For messaging I adopted matrix (Apart from the Plumbers Matrix problem, I haven’t really written about it since matrix on debian testing just works out of the box) and set up bridges to Signal, Google Chat, Slack and WhatsApp (The WhatsApp one requires you be running WhatsApp on your phone, but I run mine on an Android VM in my cloud) all using the 3 UK Sim number where they require a mobile number confirmation. The final thing I did was to get a universal roaming data SIM and put it in my phone, meaning I now rely on matrix for messaging and SIP for voice when I travel because the data SIM has no working mobile number at all (either for voice or SMS). In many ways, this is no hardship: I never really had a permanent SMS number when travelling because of the use of in-country SIMs, so no-one has a number for me they rely on for SMS.

Conclusion and Problems

Although I implied above I can’t receive SMS, that’s not quite true: one of my VOIP numbers does accept SMS inbound and is able to send outbound, the problem is that it doesn’t come over the SIP MESSAGE protocol, but instead goes to a web page in the provider backend, making it inconvenient to use and meaning I have to know the message is coming (although I do use it for things like Delta Boarding passes, which only send the location of the web page to receive pkpasses over SMS). However, this isn’t usually a problem because most people I know have moved on from SMS to rich messaging over one of the protocols I have (and if one came along with a new protocol, well I can install a bridge for that).

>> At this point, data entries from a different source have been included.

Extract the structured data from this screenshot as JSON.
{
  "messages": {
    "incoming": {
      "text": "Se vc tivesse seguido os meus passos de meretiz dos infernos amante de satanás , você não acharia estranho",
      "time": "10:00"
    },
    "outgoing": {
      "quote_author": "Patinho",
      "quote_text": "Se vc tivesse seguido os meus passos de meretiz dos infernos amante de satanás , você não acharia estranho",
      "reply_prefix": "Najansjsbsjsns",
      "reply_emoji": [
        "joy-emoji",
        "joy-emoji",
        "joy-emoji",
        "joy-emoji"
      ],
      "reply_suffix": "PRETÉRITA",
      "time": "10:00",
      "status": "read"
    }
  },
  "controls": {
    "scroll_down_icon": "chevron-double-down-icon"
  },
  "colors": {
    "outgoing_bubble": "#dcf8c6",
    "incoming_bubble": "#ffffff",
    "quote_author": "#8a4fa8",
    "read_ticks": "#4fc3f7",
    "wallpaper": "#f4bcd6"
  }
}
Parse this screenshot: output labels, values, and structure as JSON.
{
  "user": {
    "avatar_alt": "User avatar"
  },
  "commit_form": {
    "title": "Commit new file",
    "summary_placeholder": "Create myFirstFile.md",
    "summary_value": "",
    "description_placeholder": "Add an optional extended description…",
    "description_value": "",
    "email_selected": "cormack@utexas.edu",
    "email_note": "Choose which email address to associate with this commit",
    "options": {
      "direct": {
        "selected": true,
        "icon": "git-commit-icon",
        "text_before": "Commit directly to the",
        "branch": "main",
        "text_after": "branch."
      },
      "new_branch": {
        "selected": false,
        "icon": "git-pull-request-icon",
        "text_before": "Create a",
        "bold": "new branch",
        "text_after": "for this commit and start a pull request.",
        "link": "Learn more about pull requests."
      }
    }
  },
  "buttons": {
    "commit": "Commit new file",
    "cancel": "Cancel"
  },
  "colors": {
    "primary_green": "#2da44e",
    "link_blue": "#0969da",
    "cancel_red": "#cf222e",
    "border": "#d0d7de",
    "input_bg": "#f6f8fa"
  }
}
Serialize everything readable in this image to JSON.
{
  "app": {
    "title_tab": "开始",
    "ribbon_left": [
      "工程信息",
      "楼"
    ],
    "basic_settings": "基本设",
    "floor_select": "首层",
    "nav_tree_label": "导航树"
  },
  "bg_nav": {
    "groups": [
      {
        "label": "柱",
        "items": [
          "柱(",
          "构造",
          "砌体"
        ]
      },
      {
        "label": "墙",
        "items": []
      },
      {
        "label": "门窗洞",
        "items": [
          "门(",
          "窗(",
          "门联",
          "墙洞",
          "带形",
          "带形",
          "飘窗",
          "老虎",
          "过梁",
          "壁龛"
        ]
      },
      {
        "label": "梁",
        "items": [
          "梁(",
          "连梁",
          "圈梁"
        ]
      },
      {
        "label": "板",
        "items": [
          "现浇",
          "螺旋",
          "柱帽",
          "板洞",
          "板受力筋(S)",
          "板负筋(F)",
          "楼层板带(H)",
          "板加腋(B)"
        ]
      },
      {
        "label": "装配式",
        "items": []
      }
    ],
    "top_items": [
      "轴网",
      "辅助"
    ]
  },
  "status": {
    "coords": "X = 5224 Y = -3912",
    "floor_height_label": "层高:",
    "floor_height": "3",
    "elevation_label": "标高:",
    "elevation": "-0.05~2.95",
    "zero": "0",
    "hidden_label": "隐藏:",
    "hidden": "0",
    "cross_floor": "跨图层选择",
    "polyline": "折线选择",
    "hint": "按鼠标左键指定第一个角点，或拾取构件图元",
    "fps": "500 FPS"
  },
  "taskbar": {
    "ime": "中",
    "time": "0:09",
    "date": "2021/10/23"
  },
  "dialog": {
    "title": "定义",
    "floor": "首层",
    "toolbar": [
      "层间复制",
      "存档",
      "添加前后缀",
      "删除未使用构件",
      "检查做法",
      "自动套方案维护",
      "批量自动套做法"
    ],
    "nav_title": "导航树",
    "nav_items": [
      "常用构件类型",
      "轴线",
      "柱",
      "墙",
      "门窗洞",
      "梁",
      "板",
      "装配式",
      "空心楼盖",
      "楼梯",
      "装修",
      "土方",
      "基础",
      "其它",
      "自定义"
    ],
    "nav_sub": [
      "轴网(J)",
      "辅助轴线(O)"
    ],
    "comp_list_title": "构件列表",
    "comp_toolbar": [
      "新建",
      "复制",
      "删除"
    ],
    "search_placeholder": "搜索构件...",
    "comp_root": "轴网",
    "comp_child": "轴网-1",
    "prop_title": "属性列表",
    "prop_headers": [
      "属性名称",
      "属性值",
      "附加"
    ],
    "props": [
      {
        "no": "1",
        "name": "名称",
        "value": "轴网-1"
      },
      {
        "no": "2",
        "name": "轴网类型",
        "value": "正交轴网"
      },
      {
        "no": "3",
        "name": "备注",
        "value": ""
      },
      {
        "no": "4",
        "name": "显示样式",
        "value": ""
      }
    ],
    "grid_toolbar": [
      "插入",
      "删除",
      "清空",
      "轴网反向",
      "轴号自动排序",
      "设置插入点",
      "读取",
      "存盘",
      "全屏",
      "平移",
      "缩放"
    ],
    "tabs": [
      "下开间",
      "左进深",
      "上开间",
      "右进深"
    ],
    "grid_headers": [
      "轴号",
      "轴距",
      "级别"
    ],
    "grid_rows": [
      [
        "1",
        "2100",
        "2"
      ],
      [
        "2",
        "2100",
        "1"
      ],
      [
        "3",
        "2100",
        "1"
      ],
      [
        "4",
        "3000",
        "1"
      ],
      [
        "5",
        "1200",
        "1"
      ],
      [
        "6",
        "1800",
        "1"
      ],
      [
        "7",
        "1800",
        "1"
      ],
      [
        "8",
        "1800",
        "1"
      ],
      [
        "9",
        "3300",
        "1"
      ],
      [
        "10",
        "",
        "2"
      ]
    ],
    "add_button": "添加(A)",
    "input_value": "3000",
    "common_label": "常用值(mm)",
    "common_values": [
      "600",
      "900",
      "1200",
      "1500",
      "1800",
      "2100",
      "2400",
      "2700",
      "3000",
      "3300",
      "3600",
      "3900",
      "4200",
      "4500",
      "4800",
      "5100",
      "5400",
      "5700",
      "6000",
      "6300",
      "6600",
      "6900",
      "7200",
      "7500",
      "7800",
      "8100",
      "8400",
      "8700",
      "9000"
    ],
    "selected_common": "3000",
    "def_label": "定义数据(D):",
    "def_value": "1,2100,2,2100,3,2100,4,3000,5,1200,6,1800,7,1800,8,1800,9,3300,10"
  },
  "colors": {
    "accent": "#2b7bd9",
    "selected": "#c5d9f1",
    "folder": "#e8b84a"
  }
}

In terms of SIP over an IP substrate giving rise to unbundled services, I could claim to be half right, since most of the modern phone like services have a SIP signalling core. However, the unbundling never really came about: the silo provider just moved from landline to mobile (or a mobile resale service like Google Fi). Indeed, today, if you give anyone your US phone number they invariably assume it is a mobile (and then wonder why you don’t reply to their SMS messages). This mobile assumption problem can be worked around by emphasizing “it’s a landline” every time you give out your VOIP number, but people don’t always retain the information.

So what about the future? I definitely still like the way my phone system works … having a single number for the house which any household member can answer from anywhere and side numbers for travelling really suits me, and I have the technical skills to maintain it indefinitely (provided the SIP trunking providers sill exist), but I can see the day coming where the Discord intolerance of non-siloed numbers is going to spread and most silos will require non-VOIP phone numbers with the same prejudice, thus locking people who don’t comply out in much the same way as it’s happening with email now; however, hopefully that day for VoIP is somewhat further off.